In C '0' + digit is a cheap way of converting a single-digit integer into its character representation, like ASCII or EBCDIC. For example if you use ASCII think of it as adding 0x30 ('0') to a digit.

The one assumption is that the character encoding has a contiguous area for digits - which holds for both ASCII and EBCDIC.

As pointed out in the comments this property is required by both the C++ and C standards. The C standard says:

5.2.1 - 3

In both the source and execution basic character sets, the value of each character after 0 in the above list of decimal digits shall be one greater than the value of the previous.

'0' represents an integer equal to 48 in decimal and is the ASCII code for the character 0 (zero). The ASCII code for the character for 1 is 49 in decimal.
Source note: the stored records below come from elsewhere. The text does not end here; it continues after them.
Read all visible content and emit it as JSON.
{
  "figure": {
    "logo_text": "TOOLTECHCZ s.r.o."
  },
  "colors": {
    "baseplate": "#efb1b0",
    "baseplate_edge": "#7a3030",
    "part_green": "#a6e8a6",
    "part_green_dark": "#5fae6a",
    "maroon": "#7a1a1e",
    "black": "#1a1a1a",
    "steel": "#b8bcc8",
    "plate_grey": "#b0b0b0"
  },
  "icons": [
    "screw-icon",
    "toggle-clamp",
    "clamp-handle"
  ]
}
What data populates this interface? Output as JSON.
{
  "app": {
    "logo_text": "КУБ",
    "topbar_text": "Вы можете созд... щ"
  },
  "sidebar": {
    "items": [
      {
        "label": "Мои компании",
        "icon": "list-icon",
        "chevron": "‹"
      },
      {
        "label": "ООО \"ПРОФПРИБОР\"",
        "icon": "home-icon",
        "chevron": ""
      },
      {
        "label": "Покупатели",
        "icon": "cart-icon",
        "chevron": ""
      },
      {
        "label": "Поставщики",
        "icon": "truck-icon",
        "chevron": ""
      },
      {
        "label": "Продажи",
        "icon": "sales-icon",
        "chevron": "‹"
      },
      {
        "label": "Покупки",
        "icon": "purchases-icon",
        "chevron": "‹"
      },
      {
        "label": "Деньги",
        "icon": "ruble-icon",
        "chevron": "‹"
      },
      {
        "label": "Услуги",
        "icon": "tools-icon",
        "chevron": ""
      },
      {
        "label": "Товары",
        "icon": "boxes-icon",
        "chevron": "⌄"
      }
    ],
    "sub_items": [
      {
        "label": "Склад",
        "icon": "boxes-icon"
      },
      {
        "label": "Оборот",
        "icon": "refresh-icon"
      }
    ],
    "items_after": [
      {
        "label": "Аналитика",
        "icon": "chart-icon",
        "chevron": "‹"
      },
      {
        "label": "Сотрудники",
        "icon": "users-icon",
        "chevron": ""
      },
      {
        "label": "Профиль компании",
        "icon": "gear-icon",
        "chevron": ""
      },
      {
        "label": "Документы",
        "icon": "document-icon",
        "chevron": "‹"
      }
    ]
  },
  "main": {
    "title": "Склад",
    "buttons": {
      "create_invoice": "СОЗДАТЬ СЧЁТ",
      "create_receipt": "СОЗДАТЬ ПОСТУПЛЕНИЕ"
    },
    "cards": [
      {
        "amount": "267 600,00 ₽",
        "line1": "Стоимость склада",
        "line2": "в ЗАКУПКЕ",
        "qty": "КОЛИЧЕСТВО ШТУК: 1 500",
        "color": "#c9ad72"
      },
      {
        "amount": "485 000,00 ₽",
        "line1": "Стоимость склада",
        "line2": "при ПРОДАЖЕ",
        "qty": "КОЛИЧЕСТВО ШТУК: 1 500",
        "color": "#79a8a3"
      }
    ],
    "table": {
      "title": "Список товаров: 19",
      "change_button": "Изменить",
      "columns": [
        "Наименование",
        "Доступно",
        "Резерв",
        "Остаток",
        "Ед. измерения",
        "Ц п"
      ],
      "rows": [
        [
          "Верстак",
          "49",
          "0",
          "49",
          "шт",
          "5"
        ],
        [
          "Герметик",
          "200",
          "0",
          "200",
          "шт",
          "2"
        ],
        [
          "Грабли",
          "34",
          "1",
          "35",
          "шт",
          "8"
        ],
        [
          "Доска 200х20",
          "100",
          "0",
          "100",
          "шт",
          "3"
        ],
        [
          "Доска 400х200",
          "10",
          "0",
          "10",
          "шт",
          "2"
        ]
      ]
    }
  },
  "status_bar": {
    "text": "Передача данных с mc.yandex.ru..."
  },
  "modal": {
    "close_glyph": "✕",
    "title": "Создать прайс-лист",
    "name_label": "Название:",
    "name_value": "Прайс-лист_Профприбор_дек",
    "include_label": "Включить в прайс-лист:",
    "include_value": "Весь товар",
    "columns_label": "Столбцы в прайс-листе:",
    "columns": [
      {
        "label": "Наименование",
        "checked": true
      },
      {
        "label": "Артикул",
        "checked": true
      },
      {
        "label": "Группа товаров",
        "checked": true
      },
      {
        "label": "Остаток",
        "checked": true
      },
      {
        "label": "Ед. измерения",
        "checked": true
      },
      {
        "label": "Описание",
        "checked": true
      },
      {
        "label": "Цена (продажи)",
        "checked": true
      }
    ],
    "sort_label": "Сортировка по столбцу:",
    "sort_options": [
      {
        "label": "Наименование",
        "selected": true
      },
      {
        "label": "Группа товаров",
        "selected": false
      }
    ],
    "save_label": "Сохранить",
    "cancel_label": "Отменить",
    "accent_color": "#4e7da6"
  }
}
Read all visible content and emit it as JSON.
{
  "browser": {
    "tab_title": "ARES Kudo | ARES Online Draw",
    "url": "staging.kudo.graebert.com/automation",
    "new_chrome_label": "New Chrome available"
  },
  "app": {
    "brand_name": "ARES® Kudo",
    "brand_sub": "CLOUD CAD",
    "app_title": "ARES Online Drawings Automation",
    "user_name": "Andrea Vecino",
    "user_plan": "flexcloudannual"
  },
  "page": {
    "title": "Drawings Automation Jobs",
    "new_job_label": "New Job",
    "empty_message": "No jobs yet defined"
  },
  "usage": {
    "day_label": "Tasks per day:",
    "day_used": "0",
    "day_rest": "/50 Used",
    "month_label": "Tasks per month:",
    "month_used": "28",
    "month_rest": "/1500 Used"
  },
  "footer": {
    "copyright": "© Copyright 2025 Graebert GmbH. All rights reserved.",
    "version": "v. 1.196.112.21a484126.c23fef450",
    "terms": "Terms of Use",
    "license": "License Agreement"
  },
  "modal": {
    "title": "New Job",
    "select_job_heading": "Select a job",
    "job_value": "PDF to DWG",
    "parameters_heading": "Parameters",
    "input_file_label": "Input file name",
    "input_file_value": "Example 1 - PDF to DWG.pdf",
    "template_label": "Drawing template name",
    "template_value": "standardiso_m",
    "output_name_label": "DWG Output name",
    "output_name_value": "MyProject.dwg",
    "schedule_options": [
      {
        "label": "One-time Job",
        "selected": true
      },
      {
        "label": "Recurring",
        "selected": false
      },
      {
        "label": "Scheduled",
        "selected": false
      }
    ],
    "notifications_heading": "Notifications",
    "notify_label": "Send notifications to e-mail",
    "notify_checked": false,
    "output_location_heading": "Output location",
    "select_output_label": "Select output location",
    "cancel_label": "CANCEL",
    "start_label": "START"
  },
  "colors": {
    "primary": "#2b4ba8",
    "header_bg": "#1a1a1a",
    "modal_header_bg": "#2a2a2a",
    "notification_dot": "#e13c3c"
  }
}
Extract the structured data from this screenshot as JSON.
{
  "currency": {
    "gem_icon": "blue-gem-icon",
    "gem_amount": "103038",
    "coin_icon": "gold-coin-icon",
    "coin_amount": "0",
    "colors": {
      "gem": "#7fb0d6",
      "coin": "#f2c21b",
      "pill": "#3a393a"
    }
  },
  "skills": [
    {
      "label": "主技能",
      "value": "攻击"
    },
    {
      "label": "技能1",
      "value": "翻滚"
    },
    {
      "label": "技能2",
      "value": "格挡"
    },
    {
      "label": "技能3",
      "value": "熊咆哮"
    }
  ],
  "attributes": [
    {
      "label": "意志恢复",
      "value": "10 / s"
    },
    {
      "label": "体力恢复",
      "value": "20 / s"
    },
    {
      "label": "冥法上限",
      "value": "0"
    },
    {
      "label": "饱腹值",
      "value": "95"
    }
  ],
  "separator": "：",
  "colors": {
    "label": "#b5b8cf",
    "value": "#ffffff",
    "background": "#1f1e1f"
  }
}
'0' + r is the same as 48 + r. When r = 0, the expression evaluates to 48 so a 0 is outputted. On the other hand, when r = 1, the expression evaluates to 49 so a 1 is outputted. In other words, '0' + 1 == '1'

Basically, it's a nice way to convert decimal digits to their ASCII character representations easily. It also works with the alphabet (i.e. 'A' + 2 is the same as C)

It's a common technique used for char handing.

char a = '0' + r (r in [0,9]) will convert an integer to its char format based on given char base (i.e. '0' in this case), you will get '0'...'9'

Similarly, char a = 'a' + r or char a = 'A' + r (r in [0,25]) will convert an integer to its char format, you will get 'a'...'z' or 'A'...'Z' (except for EBCDIC systems which has discontinuous area for alphabets).

Edit:

1. You can also do the other way around, for example:

   char myChar = 'c';
   int b = myChar - 'a'; // b will be 2 
   

2. Similar idea is used to convert a lowercase char to uppercase:

   char myChar = 'c';
   char newChar = myChar - 'a' + 'A'; // newChar will be 'C' 
   

U are adding the ASCII value of the number's say '0' ASCII value is 48

'1' -> 49,and so on CHECK HERE FOR COMPLETE TABLE

so when u add one to 48 it will 49 and putchar functuion prints the character sent to it. when u do

putchar('0' + r ) 

if r = 1 putchar(48 + 1) (converting into ASCII value)

putchar(49) which is 1